Наташа так и просияла от радости. Собрав книжки, она пересела назад, на Анино место.

Аня, оглянувшись, посмотрела на нее и Катю с таким отчаянием, словно теперь Наташа разлучила ее с Катей навеки — добилась-таки своего! Когда в классе стало тихо, Людмила Федоровна сказала:

— Девочки! Я хотела бы, чтобы вы меня слушали внимательно. Говорить громко мне трудно. Врачи запретили. У нас в классе должна быть полная тишина.

Девочки с тревожным любопытством посмотрели на Людмилу Федоровну. И как это они раньше не заметили, что ее глуховатый голос звучит сегодня особенно глухо и хрипло?

Все сразу притихли.

— А теперь, — сказала учительница, легонько покашливая, — давайте работать.

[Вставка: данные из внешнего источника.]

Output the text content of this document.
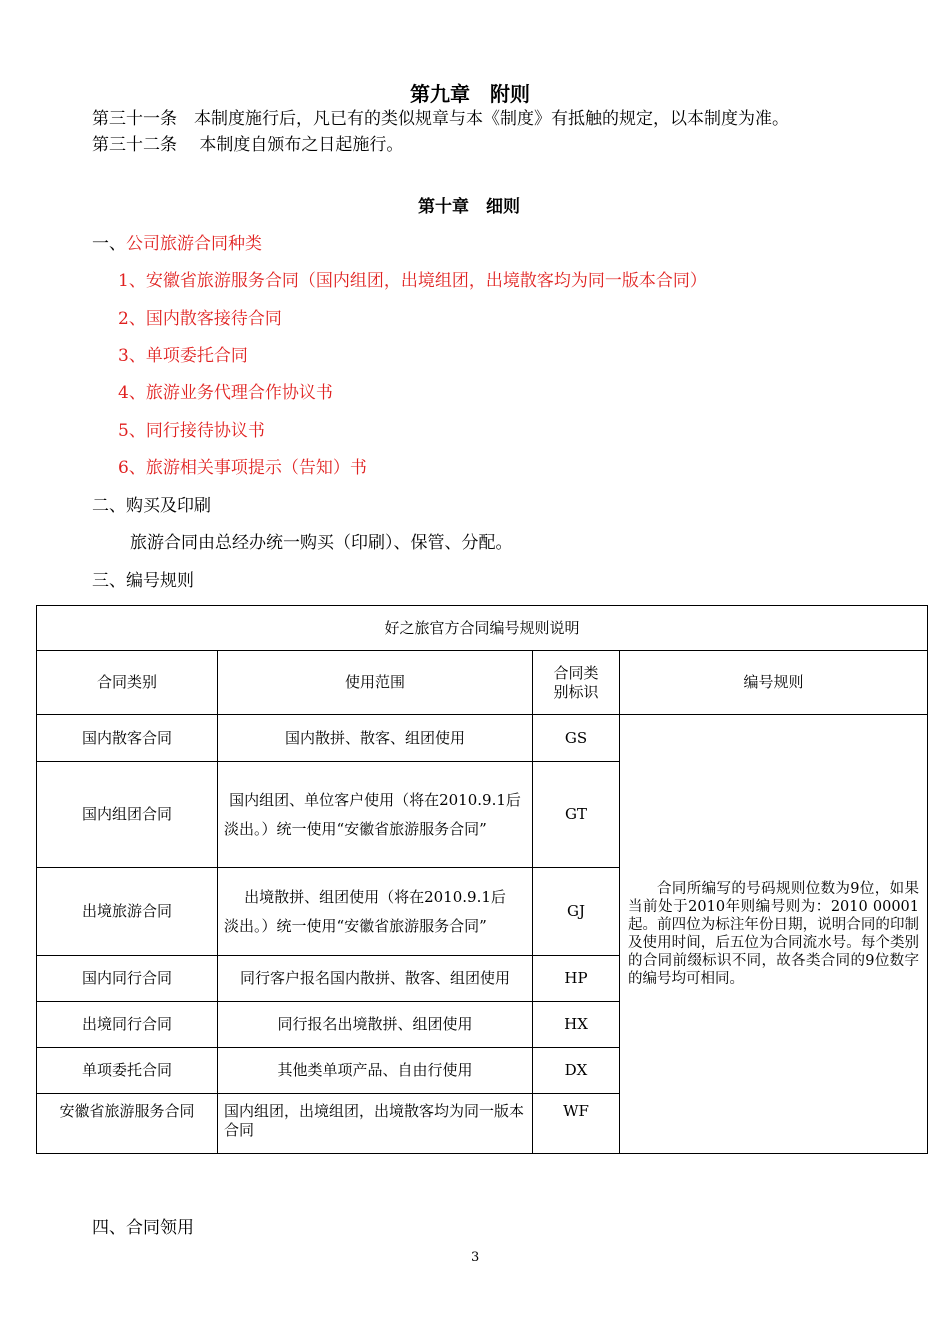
第九章　附则
第三十一条　本制度施行后，凡已有的类似规章与本《制度》有抵触的规定，以本制度为准。
第三十二条　 本制度自颁布之日起施行。
第十章　细则
一、公司旅游合同种类
1、安徽省旅游服务合同（国内组团，出境组团，出境散客均为同一版本合同）
2、国内散客接待合同
3、单项委托合同
4、旅游业务代理合作协议书
5、同行接待协议书
6、旅游相关事项提示（告知）书
二、购买及印刷
旅游合同由总经办统一购买（印刷）、保管、分配。
三、编号规则
好之旅官方合同编号规则说明			
合同类别	使用范围	合同类
别标识	编号规则
国内散客合同	国内散拼、散客、组团使用	GS	合同所编写的号码规则位数为9位，如果当前处于2010年则编号则为：2010 00001起。前四位为标注年份日期，说明合同的印制及使用时间，后五位为合同流水号。每个类别的合同前缀标识不同，故各类合同的9位数字的编号均可相同。
国内组团合同	国内组团、单位客户使用（将在2010.9.1后
淡出。）统一使用“安徽省旅游服务合同”	GT	
出境旅游合同	出境散拼、组团使用（将在2010.9.1后
淡出。）统一使用“安徽省旅游服务合同”	GJ	
国内同行合同	同行客户报名国内散拼、散客、组团使用	HP	
出境同行合同	同行报名出境散拼、组团使用	HX	
单项委托合同	其他类单项产品、自由行使用	DX	
安徽省旅游服务合同	国内组团，出境组团，出境散客均为同一版本合同	WF	
四、合同领用
3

Лена Ипполитова, открой книгу и прочитай нам стихотворение «Утро на берегу озера».

Худенькая девочка в очках встала и начала читать по книге еле-еле слышно:

— «Утро на берегу озера». Стихотворение Никитина…

— Постой, Ипполитова, — прервала ее Людмила Федоровна улыбнувшись. — Почему ты говоришь шепотом?

И она обратилась ко всему классу:

— Девочки! Вы не поняли меня. Это мне нельзя говорить громко, а не вам. Шуметь не нужно, а читать и отвечать урок вы должны полным голосом, чтобы всем было слышно. Понятно?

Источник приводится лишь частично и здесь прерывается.